A series of papers by JINR scientists on the development of ion-selective membranes for nanosensors and electrodialysis (authors: P.Y. Apel. I.V. Blonskaya, O.M. Ivanov, O.V. Kristavchuk, N.E. Lizunov, A.N. Nechaev, K. Olejniczak, O.L. Orelovitch, O.A. Polezhaeva, Yu. Yamauchi) was awarded the second JINR Prize for Applied Physics Research.

References:

1. I.V. Blonskaya, O.V. Kristavchuk, A.N. Nechaev, O.L. Orelovich, O.A. Polezhaeva, P.Y. Apel. Observation of latent ion tracks in semicrystallime polymers by scanning electron microscopy. J. Appl. Polym. Sci. 138 (2021) art. 49869.
2. Apel, P.Y., Blonskaya, I.V., Ivanov, O.M., O.V. Kristavchuk, N.E. Lizunov, A.N. Nechaev, O.L. Orelovich, O.A. Polezhaeva, S.N. Dmitriev.
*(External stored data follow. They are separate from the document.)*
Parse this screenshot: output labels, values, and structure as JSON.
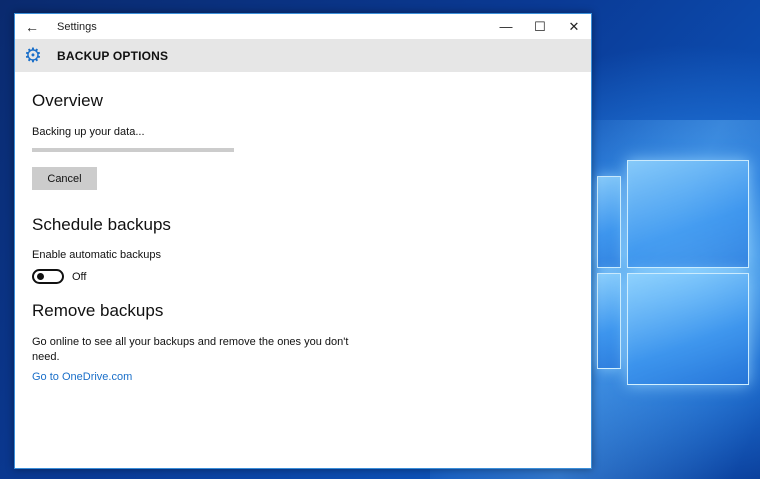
{
  "window": {
    "app_title": "Settings",
    "back_icon": "back-arrow-icon",
    "controls": [
      "minimize-icon",
      "maximize-icon",
      "close-icon"
    ]
  },
  "header": {
    "icon": "gear-icon",
    "title": "BACKUP OPTIONS",
    "icon_color": "#1a6fc9"
  },
  "overview": {
    "title": "Overview",
    "status": "Backing up your data...",
    "progress": 0,
    "cancel_label": "Cancel"
  },
  "schedule": {
    "title": "Schedule backups",
    "toggle_label": "Enable automatic backups",
    "toggle_state": "Off",
    "toggle_on": false
  },
  "remove": {
    "title": "Remove backups",
    "description": "Go online to see all your backups and remove the ones you don't need.",
    "link_label": "Go to OneDrive.com",
    "link_color": "#1a6fc9"
  }
}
Creation of Ion-Selective Membranes from Polyethylene Terephthalate Films Irradiated with Heavy Ions: Critical Parameters of the Process. Membr. Membr. Technol. 2, 98–108 (2020).
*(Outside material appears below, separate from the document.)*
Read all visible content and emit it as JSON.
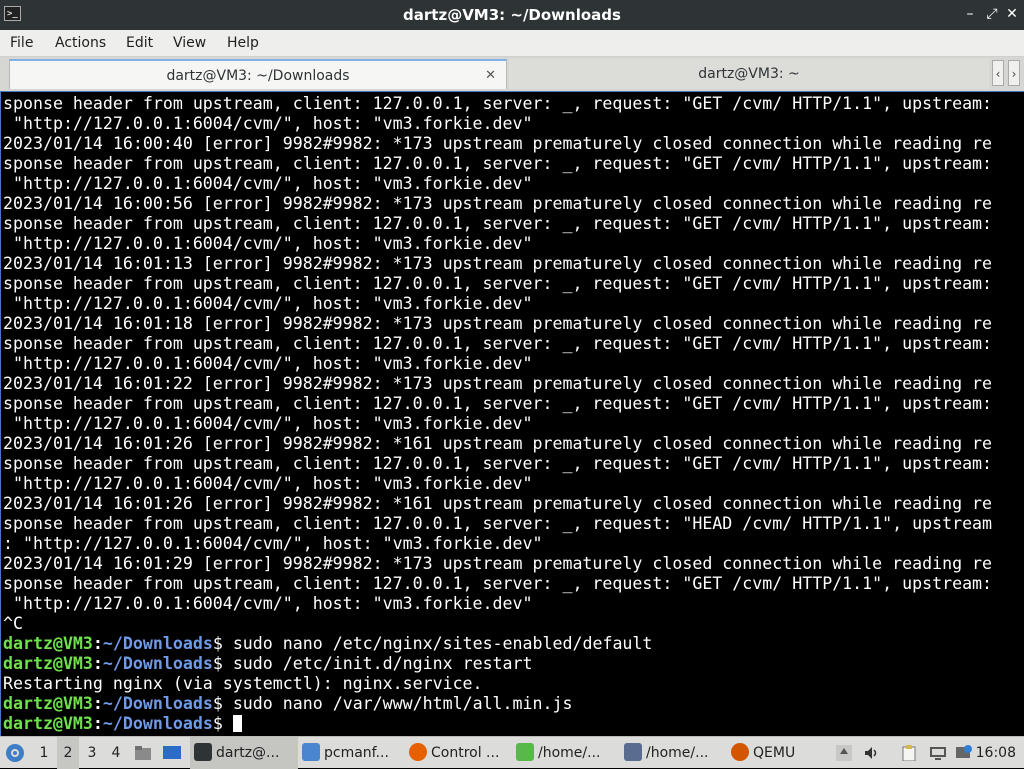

3. Yu. Yamauchi, I.V. Blonskaya, P.Yu. Apel. Osmosis in Negatively Charged Nanocapillaries and Its Enhancement by an Anionic Surfactant. Colloid Journal, 80 (2018) 792–802.
4. P.Y. Apel. I.V. Blonskaya, N.E. Lizunov, K. Olejniczak, O.L. Orelovitch, M.E. Toimil-Molares, C. Trautmann. Osmotic Effects in Track-Etched Nanopores, Small 14 (2018) 1703327 (10 pp).
5. I.V. Blonskaya, N.E. Lizunov, K. Olejniczak, O.L. Orelovich, Y. Yamauchi, M.E. Toimil-Molares, C. Trautmann, P.Y. Apel. Elucidating the roles of diffusion and osmotic flow in controlling the geometry of nanochannels in asymmetric track-etched membranes. J. Membr. Sci. 618 (2021) 118657.